= John Percy Moore =

American zoologist

John Percy Moore (1869–1965) was an American zoologist who specialized in the research of leeches.

==Biography==
Born in Williamsport, Pennsylvania in 1869, Moore was educated at the Central High School of Philadelphia, where he received his Bachelor of Arts degree in 1886. A student at the University of Pennsylvania, he obtained his Bachelor of Science degree there in 1892 and his Doctor of Philosophy in 1896.

After 1890, he was repeatedly employed by the United States Fish Commission. An instructor in biology at the Hahnemann Medical College from 1896 to 1898, he served as an instructor in zoology at the Marine Biological Laboratory in Woods Hole, Mass after 1901.

An instructor in zoology at Penn from 1892 to 1907, he served as an assistant professor from 1907 to 1909, and was then appointed as a professor. In 1902, he became assistant curator of the Academy of Natural Sciences in Philadelphia and worked for many years with Witmer Stone. He was elected to the American Philosophical Society in 1918.

In 1939, he was appointed professor emeritus. Moore also served as a member of the board of trustees of the Academy of Natural Sciences] from 1938 to 1957. In 1957, he was made an Honorary Life Trustee.

==Research==
Moore's primary zoological interest was the study of leeches and their biological control. During his years of scientific activity (1893–1963), he wrote more than one hundred papers, sixty-two of which were about leeches.

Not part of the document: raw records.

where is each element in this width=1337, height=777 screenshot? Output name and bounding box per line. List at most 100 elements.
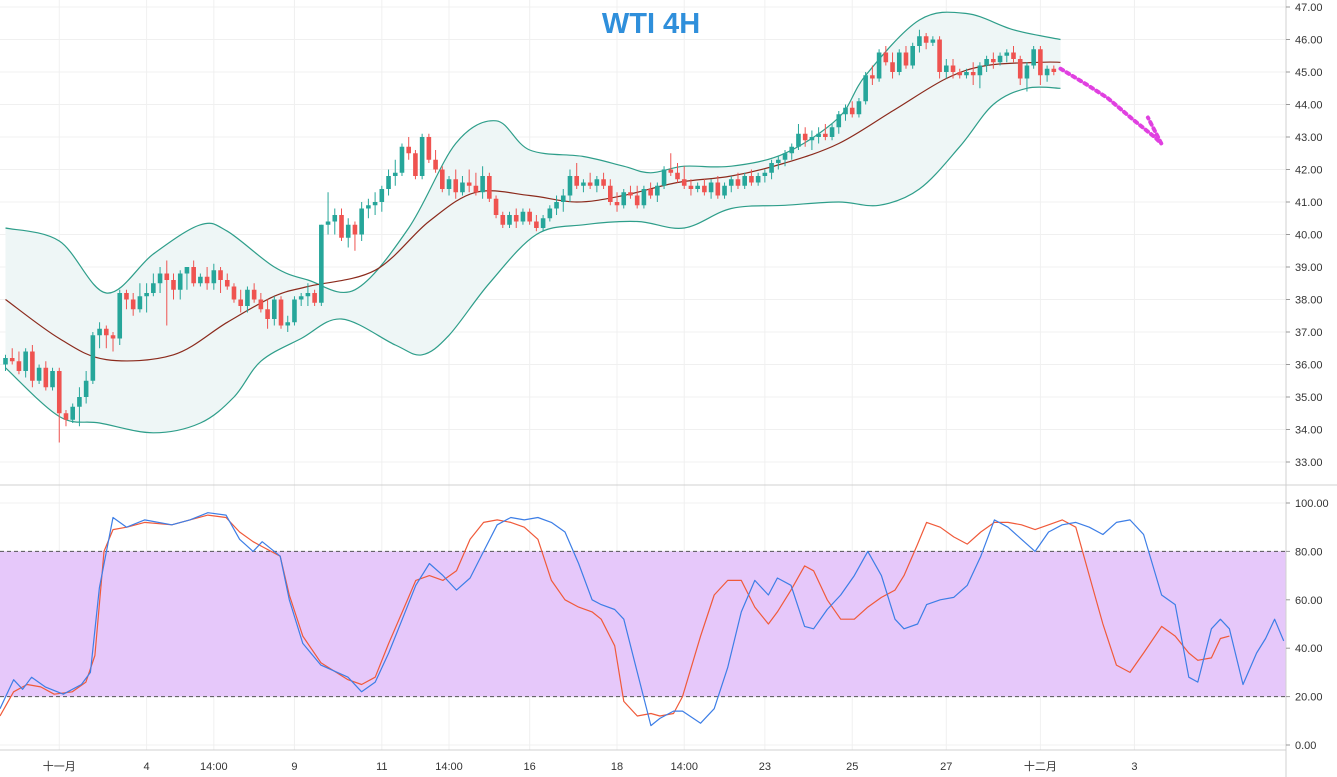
candle [997,52,1003,66]
candle-body [90,335,96,381]
candle-body [184,267,190,274]
candle-body [917,36,922,46]
stoch-overbought-oversold-zone [0,550,1286,698]
candle-body [1031,49,1036,66]
candle-body [863,75,868,102]
candle-body [903,52,909,66]
candle-body [628,192,633,196]
chart-title: WTI 4H [602,8,700,40]
candle [63,410,69,427]
candle [43,361,49,391]
candle [473,172,479,196]
candle-body [345,224,351,238]
time-tick-label: 14:00 [670,761,698,773]
candle-body [614,202,620,206]
candle-body [440,169,445,189]
candle [157,267,163,293]
candle-body [675,172,680,180]
candle [802,127,808,147]
bollinger-lower-line [5,86,1061,434]
candle-body [77,397,82,407]
candle [144,283,149,313]
candle [896,49,902,76]
candle-body [513,215,519,222]
time-tick-label: 16 [524,761,536,773]
candle [70,403,75,423]
candle [668,153,674,176]
price-tick-label: 42.00 [1295,165,1323,177]
candle-body [984,59,989,66]
candle [527,208,532,225]
candle-body [171,280,176,290]
candle [272,296,277,326]
candle-body [782,153,788,160]
candle [97,322,102,349]
price-tick-label: 39.00 [1295,262,1323,274]
time-tick-label: 14:00 [200,761,228,773]
candle-body [251,289,257,300]
candle-body [325,221,331,225]
time-tick-label: 18 [611,761,623,773]
candle-body [849,107,855,115]
time-tick-label: 11 [376,761,387,773]
candle-body [910,46,915,66]
candle [950,59,956,79]
candle [540,215,546,232]
candle-body [601,179,606,186]
candle-body [399,146,405,173]
candle [466,169,472,193]
candle [735,172,741,189]
candle [359,202,364,241]
candle-body [43,367,49,388]
candle-body [574,176,579,186]
candle-body [480,176,485,193]
candle-body [245,289,250,306]
candle-body [110,335,116,339]
candle-body [594,179,600,186]
candle [648,182,653,199]
price-tick-label: 45.00 [1295,67,1323,79]
candle-body [144,293,149,297]
candle [789,143,795,160]
candle-body [298,296,304,300]
candle-body [715,182,721,196]
candle-body [446,179,452,189]
candle-body [83,380,89,397]
candle-body [816,133,821,137]
candle [285,315,291,332]
candle [453,169,459,199]
candle-body [997,55,1003,63]
candle [460,176,465,196]
candle-body [749,176,754,183]
candle [581,179,586,193]
candle [265,299,270,329]
candle-body [661,169,667,186]
candle [433,150,438,173]
candle [722,182,727,199]
stoch-k-line [0,512,1285,727]
candle [151,273,156,297]
candle-body [16,361,22,371]
candle [218,267,223,293]
candle [440,166,445,193]
stoch-tick-label: 100.00 [1295,498,1329,510]
candle [480,166,485,199]
candle-body [366,205,371,209]
candle-body [265,309,270,319]
candle [278,296,284,329]
candle [796,124,801,150]
candle [245,286,250,313]
candle-body [762,172,768,176]
candle-body [1011,52,1016,59]
candle-body [507,215,512,225]
candle [782,150,788,167]
candle-body [547,208,553,219]
candle-body [151,283,156,293]
price-tick-label: 47.00 [1295,2,1323,14]
candle [863,72,868,105]
candle [688,179,694,196]
candle [1051,65,1057,76]
candle-body [796,133,801,147]
candle [560,189,566,212]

He conducted field research in India between 1930 and 1931 to study the life history of Indian land leeches. His association with the United States National Museum (USNM) began in the early 1900s when he started identifying specimens in the Museum's leech collection. In recognition of his work, he was appointed Honorary Collaborator in the Division of Marine Invertebrates, USNM, in 1930. On his death in 1965, Moore's collection of leeches was donated to the USNM.

===Species described===
The following species were first described by J.P. Moore (also abbreviated J. Percy Moore):
- Phytobdella catenifera
- Haemadipsa interrupta
- Diplocardia longa

===Taxon named in his honor===
- Pseudochromis moorei the Jaguar dottyback, was named in his honor.